Illustration - Colette Mon Amour - Photo: AFP


 
A store so influential one Japanese customer named his daughter after the boutique on the rue du Faubourg Saint Honoré; a location of such rare capsule collections that a Belgian client stayed in his car outside Colette for four days to be able to buy a special pair of Adidas Stan Smith sneakers.
 
A shopping phenomenon so influential that the likes of Pharrell Williams, Kanye West, Futura 2000, Yoon Ahn or Chitose Abe plus a rat pack of Parisian branches, Guillaume Henri, Lucien Pagès, Caroline De Maigret to Marco Giami, patron of the famed downstairs Water Bar, can barely hold back their enthusiasm.
 
“What makes the building so special is the intensity of Sarah’s taste… She shops for us all, without us even knowing,” intones Williams.
 
Colette opened in 1997 after a mom and daughter – Colette Roussaux and Sarah Andelman – spotted a great empty street corner space close to the Tuileries, going on to blend high and low – from Hermès and Chanel to hip hop and indie magazines – and reinvent the shopping paradigm, before shutting its doors on December 20, 2017.
 
“I think they were the two people who worked the hardest in Paris,” marvels fashion chronicler Loic Prigent.
 
Their DNA never varying: style, design, art and fashion; even if the multiplicity of collaborations and limited editions was bewildering large.

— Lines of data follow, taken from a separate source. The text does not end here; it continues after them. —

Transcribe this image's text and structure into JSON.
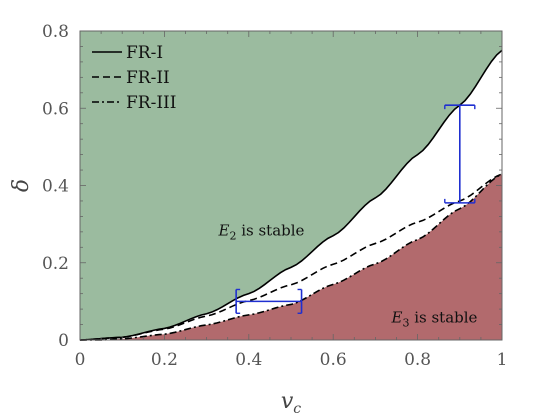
{
  "chart_data": {
    "type": "line",
    "xlabel": "v_c",
    "ylabel": "δ",
    "xlim": [
      0,
      1
    ],
    "ylim": [
      0,
      0.8
    ],
    "x_ticks": [
      "0",
      "0.2",
      "0.4",
      "0.6",
      "0.8",
      "1"
    ],
    "y_ticks": [
      "0",
      "0.2",
      "0.4",
      "0.6",
      "0.8"
    ],
    "grid": false,
    "legend_position": "top-left",
    "series": [
      {
        "name": "FR-I",
        "style": "solid",
        "x": [
          0,
          0.1,
          0.2,
          0.3,
          0.4,
          0.5,
          0.6,
          0.7,
          0.8,
          0.9,
          1.0
        ],
        "y": [
          0,
          0.007,
          0.03,
          0.068,
          0.12,
          0.188,
          0.27,
          0.368,
          0.48,
          0.608,
          0.75
        ]
      },
      {
        "name": "FR-II",
        "style": "dashed",
        "x": [
          0,
          0.1,
          0.2,
          0.3,
          0.4,
          0.5,
          0.6,
          0.7,
          0.8,
          0.9,
          1.0
        ],
        "y": [
          0,
          0.007,
          0.028,
          0.062,
          0.102,
          0.143,
          0.196,
          0.25,
          0.305,
          0.36,
          0.43
        ]
      },
      {
        "name": "FR-III",
        "style": "dashdot",
        "x": [
          0,
          0.05,
          0.1,
          0.2,
          0.3,
          0.4,
          0.5,
          0.6,
          0.7,
          0.8,
          0.9,
          1.0
        ],
        "y": [
          0,
          0.0,
          0.003,
          0.015,
          0.039,
          0.065,
          0.092,
          0.144,
          0.197,
          0.26,
          0.34,
          0.43
        ]
      }
    ],
    "regions": [
      {
        "label_main": "E",
        "label_sub": "2",
        "label_rest": " is stable",
        "color": "#9bbb9f",
        "label_at": [
          0.43,
          0.27
        ]
      },
      {
        "label_main": "E",
        "label_sub": "3",
        "label_rest": " is stable",
        "color": "#b26a6d",
        "label_at": [
          0.84,
          0.045
        ]
      }
    ],
    "error_bars": [
      {
        "orientation": "horizontal",
        "x_range": [
          0.37,
          0.525
        ],
        "y": 0.1,
        "color": "#1f2fd0"
      },
      {
        "orientation": "vertical",
        "x": 0.9,
        "y_range": [
          0.355,
          0.608
        ],
        "color": "#1f2fd0"
      }
    ],
    "colors": {
      "line": "#000000",
      "axis": "#666666",
      "error_bar": "#1f2fd0"
    }
  }
}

The store becoming instantly recognizable in part for its white shopping bags with blue dots; and its uber cool attitude, where none of its 100 seemingly laid-back staffers ever wore a uniform. Many of whom were later hired by the house of Yves Saint Laurent which took over the lease of the shop.


A bag from the Colette Mon Amour capsule


 
Directed with pace and humor by Hugues Lawson-Body and produced by La Pac and Highsnobiety, Colette Mon Amour is, despite an irritating soundtrack of medieval flutes and vibes, a work of charm, capturing two truly unique women, and their inclusive idea of retailing and roll. Those looking for the mean, backstabbing bitchiness of The September Issue will not find it in Colette Mon Amour.
 
The documentary covers the final six months of the store, and in particular the novel idea of handing over the second floor to six different brands – including Balenciaga, Sacai and Thom Browne.
 
In its penultimate month it teamed up with Chanel, which is when this writer last visited Colette, for a podcast with Pharrell. After the final bright embers of an institution none of us imagined would end, it still doesn’t feel quite right that it’s closed.
 
The film launched Sunday on Colettemonamour.com and can be rented or bought.